Solving for Surjective Matrix: A Possible Typo in the Theorem Statement?

[lauratyso11n]

I saw this in a book as a proposition but I think it's an error:

Assume that the (n-by-k) matrix, $$A$$, is surjective as a mapping,

$$A:R^{k}\rightarrow R^{n}$$.

For any $$y \in R^{n}$$, consider the optimization problem

$$min_{x \in R^{k}}\left{||x||^2\right}$$

such that $$Ax = y$$.

Then, the following hold:
(i) The transpose of $$A$$, call it $$A^{T}$$ is injective.
(ii) The matrix $$A^{T}A$$ is invertible.
(iii) etc etc etc...

I have a problem with point (ii), take as an example the (2-by-3) surjective matrix
$$A = \begin{pmatrix} 1 & 0 & 0\\ 0 & 1 & 0 \end{pmatrix}$$

$$A^{T}A$$ in this case is not invertible.

What am I doing wrong ?

 

[Dick]

I don't think you are doing anything wrong. But I think there must be a typo in the theorem statement and they meant to write AA^(T) instead of A^(T)A.

 

[lauratyso11n]

I don't think you are doing anything wrong. But I think there must be a typo in the theorem statement and they meant to write AA^(T) instead of A^(T)A.

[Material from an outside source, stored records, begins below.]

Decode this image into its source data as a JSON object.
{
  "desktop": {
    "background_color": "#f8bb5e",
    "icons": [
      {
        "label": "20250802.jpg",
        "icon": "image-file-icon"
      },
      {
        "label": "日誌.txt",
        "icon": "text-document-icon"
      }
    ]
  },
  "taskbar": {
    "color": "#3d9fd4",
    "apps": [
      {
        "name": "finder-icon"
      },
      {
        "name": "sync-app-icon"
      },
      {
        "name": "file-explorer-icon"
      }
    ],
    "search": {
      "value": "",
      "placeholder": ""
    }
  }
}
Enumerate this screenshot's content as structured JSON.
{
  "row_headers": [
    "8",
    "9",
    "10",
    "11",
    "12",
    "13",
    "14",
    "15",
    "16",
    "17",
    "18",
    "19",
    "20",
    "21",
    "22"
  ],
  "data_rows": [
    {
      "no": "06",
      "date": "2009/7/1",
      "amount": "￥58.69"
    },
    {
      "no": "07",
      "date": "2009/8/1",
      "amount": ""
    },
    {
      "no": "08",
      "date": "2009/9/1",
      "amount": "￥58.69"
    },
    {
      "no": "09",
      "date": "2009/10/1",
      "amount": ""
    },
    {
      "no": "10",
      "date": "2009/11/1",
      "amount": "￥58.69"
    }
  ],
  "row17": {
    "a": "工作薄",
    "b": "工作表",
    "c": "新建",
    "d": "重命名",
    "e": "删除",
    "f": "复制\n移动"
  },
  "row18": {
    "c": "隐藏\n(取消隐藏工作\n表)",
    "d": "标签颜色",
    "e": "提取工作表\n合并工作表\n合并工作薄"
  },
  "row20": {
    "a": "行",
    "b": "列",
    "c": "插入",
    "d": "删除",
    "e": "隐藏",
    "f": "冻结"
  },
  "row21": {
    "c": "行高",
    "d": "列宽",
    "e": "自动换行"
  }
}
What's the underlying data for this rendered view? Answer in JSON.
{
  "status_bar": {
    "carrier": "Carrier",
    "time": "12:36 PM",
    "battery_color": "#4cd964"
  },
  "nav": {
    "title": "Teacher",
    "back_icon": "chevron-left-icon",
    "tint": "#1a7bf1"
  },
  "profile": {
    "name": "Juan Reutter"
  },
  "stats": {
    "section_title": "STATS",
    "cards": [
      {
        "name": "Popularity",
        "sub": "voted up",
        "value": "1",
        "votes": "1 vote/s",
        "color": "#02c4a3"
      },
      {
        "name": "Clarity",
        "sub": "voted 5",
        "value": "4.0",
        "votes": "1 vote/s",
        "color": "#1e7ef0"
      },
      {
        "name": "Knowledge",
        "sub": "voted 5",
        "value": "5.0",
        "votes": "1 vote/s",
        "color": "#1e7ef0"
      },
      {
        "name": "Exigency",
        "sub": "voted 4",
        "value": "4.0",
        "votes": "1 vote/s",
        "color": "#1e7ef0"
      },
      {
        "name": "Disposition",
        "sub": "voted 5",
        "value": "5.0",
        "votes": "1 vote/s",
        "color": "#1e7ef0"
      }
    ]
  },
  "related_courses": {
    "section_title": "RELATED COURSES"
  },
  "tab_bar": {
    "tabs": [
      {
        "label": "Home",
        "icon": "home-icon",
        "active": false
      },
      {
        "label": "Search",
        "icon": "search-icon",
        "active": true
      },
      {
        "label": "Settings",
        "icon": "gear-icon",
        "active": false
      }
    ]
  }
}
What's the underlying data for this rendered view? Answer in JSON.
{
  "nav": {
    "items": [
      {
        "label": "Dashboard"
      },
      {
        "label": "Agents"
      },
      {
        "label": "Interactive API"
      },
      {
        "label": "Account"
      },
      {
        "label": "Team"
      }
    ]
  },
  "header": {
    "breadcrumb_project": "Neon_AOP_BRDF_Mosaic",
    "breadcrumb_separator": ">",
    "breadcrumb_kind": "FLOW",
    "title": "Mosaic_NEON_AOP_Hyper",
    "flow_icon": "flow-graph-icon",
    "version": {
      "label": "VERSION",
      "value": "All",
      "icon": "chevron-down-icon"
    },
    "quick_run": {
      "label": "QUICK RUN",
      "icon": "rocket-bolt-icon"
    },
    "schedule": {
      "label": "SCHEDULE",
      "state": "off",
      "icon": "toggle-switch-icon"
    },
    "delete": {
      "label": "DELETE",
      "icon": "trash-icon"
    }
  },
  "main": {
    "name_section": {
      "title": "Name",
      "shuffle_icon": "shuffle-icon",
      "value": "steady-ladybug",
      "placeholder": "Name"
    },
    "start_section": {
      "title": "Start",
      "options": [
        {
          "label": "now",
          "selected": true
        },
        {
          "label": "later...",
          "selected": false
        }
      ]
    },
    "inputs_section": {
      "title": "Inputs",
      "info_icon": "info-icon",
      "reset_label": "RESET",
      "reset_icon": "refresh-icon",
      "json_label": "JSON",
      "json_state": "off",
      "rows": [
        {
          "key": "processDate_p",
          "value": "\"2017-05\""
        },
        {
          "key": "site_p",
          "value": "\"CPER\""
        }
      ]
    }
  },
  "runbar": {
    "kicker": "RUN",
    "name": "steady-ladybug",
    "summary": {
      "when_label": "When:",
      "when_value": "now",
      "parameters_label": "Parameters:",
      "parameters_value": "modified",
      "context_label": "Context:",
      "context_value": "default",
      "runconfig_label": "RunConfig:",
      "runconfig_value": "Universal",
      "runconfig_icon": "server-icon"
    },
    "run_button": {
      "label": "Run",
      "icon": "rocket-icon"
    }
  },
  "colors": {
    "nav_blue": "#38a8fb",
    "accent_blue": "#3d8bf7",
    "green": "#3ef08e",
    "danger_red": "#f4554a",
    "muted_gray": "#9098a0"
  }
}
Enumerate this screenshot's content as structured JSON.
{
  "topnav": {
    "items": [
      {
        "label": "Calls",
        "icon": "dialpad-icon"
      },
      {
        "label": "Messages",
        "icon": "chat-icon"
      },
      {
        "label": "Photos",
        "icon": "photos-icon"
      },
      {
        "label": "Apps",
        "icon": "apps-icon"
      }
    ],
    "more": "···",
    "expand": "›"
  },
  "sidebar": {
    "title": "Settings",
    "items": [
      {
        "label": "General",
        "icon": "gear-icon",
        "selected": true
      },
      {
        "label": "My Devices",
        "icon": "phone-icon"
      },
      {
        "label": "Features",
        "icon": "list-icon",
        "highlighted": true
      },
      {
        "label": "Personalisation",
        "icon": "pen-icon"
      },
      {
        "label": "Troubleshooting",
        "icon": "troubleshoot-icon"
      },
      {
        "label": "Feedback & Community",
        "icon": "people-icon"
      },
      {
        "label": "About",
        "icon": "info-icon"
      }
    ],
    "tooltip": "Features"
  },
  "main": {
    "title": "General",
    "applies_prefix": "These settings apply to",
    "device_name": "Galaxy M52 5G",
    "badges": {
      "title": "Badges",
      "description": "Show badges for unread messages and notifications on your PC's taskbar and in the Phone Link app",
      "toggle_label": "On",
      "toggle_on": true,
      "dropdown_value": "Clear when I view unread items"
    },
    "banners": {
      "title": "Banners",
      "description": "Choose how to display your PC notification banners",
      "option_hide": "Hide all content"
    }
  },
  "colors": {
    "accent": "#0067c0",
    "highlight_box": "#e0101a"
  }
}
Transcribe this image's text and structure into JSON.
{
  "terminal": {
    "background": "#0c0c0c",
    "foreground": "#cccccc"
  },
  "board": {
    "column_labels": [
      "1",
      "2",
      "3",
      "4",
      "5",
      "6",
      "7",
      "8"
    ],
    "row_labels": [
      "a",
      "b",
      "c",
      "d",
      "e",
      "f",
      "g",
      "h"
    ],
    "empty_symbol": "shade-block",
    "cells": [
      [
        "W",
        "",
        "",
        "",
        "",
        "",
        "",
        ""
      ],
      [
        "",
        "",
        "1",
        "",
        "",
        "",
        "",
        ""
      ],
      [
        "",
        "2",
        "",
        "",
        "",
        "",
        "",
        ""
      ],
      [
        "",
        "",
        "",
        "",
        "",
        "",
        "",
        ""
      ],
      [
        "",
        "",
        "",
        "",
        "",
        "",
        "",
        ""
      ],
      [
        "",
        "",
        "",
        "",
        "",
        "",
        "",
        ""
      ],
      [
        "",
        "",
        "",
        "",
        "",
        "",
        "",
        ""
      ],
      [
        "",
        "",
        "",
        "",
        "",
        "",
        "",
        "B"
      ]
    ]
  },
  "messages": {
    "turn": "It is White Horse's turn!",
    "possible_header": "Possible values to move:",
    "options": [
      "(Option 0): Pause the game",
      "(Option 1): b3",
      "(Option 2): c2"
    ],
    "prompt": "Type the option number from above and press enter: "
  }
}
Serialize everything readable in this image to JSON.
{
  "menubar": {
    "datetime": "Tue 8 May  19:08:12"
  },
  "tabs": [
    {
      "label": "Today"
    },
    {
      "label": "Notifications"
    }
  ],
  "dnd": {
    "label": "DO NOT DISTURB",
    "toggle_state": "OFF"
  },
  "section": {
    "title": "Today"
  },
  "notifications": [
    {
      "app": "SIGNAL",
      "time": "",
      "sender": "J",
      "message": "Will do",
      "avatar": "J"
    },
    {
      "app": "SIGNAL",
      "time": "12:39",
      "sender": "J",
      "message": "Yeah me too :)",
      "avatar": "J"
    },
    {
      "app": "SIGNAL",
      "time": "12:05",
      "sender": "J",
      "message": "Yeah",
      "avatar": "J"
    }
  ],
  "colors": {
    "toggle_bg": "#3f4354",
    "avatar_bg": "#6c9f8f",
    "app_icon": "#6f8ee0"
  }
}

That would be fine, but the result is used to carry some analysis. The crux of it is:

$$\sigma\lambda = \alpha - \bf{r}$$

where $$\sigma \in R^{n-by-k}$$ is surjective, and $$\lambda \in R^{k}$$, [tex]\alpha , r \in R^{n}[/tex].

How would you solve for $$\lambda$$ ? Isn't is critical that the 'typo' has to be correct to be able to solve for this ?

The author's solution as you might expect is $$\lambda = \left(\sigma^{T}\sigma\right)^{-1}\sigma^{T}[\alpha - \bf{r}]$$.

BTW, thanks for making the effort to look at the problem. Much appreciated.